I’m interested in your thoughts on public displays of affection. I moved to the UK last year and I see it everywhere (not that I mind), but it seems like much more of a taboo in North America. Why do you think that is? - Apocalypstick reader Andrew James Bond. That’s not his real last names. I gave him those. YOU’RE WELCOME, ANDREW.

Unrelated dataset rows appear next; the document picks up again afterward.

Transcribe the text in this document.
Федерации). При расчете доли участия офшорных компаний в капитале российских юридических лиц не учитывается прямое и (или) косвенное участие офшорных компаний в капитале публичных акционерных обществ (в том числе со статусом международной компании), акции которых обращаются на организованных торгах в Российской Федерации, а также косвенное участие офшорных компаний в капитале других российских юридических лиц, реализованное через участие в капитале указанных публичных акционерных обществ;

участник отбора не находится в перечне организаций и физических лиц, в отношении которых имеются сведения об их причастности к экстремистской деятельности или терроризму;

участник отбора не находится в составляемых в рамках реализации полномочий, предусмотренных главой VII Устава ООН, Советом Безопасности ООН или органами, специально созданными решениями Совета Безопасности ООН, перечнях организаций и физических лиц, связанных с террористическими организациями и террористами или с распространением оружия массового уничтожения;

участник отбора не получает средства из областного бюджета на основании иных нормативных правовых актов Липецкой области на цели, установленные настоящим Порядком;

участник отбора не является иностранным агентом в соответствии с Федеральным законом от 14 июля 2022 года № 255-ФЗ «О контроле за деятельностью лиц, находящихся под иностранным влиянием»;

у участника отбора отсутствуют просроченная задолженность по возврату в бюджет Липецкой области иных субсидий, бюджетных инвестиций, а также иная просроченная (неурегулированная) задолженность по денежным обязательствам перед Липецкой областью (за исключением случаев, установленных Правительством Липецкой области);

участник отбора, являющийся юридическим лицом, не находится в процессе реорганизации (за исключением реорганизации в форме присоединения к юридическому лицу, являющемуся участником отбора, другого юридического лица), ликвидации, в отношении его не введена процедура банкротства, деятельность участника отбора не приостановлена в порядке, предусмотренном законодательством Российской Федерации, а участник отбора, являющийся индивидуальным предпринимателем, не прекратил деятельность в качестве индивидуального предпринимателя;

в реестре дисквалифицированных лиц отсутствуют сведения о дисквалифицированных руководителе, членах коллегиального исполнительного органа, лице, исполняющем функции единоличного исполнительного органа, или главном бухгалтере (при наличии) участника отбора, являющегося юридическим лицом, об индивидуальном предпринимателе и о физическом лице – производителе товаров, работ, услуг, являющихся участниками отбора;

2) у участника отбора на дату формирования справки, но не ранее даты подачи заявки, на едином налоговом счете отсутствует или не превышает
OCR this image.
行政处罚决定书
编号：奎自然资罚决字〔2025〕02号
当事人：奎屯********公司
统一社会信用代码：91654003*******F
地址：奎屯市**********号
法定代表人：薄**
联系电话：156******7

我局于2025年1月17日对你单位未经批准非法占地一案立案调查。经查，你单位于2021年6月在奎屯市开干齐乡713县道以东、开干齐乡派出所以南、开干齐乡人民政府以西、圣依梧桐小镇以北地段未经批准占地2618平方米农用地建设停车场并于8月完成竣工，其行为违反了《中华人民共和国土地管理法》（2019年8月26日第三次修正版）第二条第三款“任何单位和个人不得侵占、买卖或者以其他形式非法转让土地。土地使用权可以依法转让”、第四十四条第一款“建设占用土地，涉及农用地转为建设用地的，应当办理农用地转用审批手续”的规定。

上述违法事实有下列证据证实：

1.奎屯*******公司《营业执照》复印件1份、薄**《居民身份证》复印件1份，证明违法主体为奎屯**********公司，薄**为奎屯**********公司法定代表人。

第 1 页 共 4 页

I guess this is the part where I say “Americans are so much more uptight about sex than Europeans we suck blah blah” and that’s all true, though I still don’t know why this is. I guess because our movie ratings are stricter than yours and always were. Or maybe because you guys jumped on that whole bikini and then topless swimsuit thing. Or maybe you guys invented sex and we’re doing our best to imitate it. Maybe what we think of as sex is actually a really stimulating Scrabble game, and we’ve been doing it wrong all these years. But if you’re out with some friends and in front of you you see two young people making out real intense, you and your friends are probably going to look around awkwardly and think, “I don’t need to see this, I just want to ride the Matterhorn!!” or whatever, I don’t know what you do in your spare time. I go to Disneyland, that’s my choice. If anyone reading this wants to get me into Club 33, please email me. Click the “contact” button.
Here is the universal truth about PDA: we hate it unless we’re the ones doing it. (Look don’t even get up on me and say, “THAT’S NOT TRUE FOR ME.” I don’t care, okay? I can’t please everyone. Go home, little Timmy. Or whatever your name is. Darryl. I don’t know, okay? I’m just a girl with a computer.) I don’t like seeing it. I can’t explain why. Because I’m American? Because I went to an All Girls School for most of my important years of my youth? Because I watched too much Nickelodeon? I really don’t know. I want to blame Ren and Stimpy for something, and maybe this isn’t it. I’ll save them for something else, something real special, like why I’m afraid of kitty litter or veins.
But if I’m the one with an adoring someone all over me, I’m thinking, “I don’t give a fuck what you people think, I’ve waited too long to have someone like me like this, WE ARE KISSING NOW, DEAL WITH IT GOODY PROCTOR!” I just want to be loved by someone really sexy and successful, okay? Isn’t that what we all want? Who says, “I want to be loved by someone really unattractive and unsuccessful?” College kids, that’s who. Graduation day is upon us, people. Time to get your diploma and make out with someone hot.
Just not in enclosed spaces, like lines for Disneyland rides or a crowded Starbucks, okay? WE’RE NOT READY FOR THAT. NOT IN AMERICA.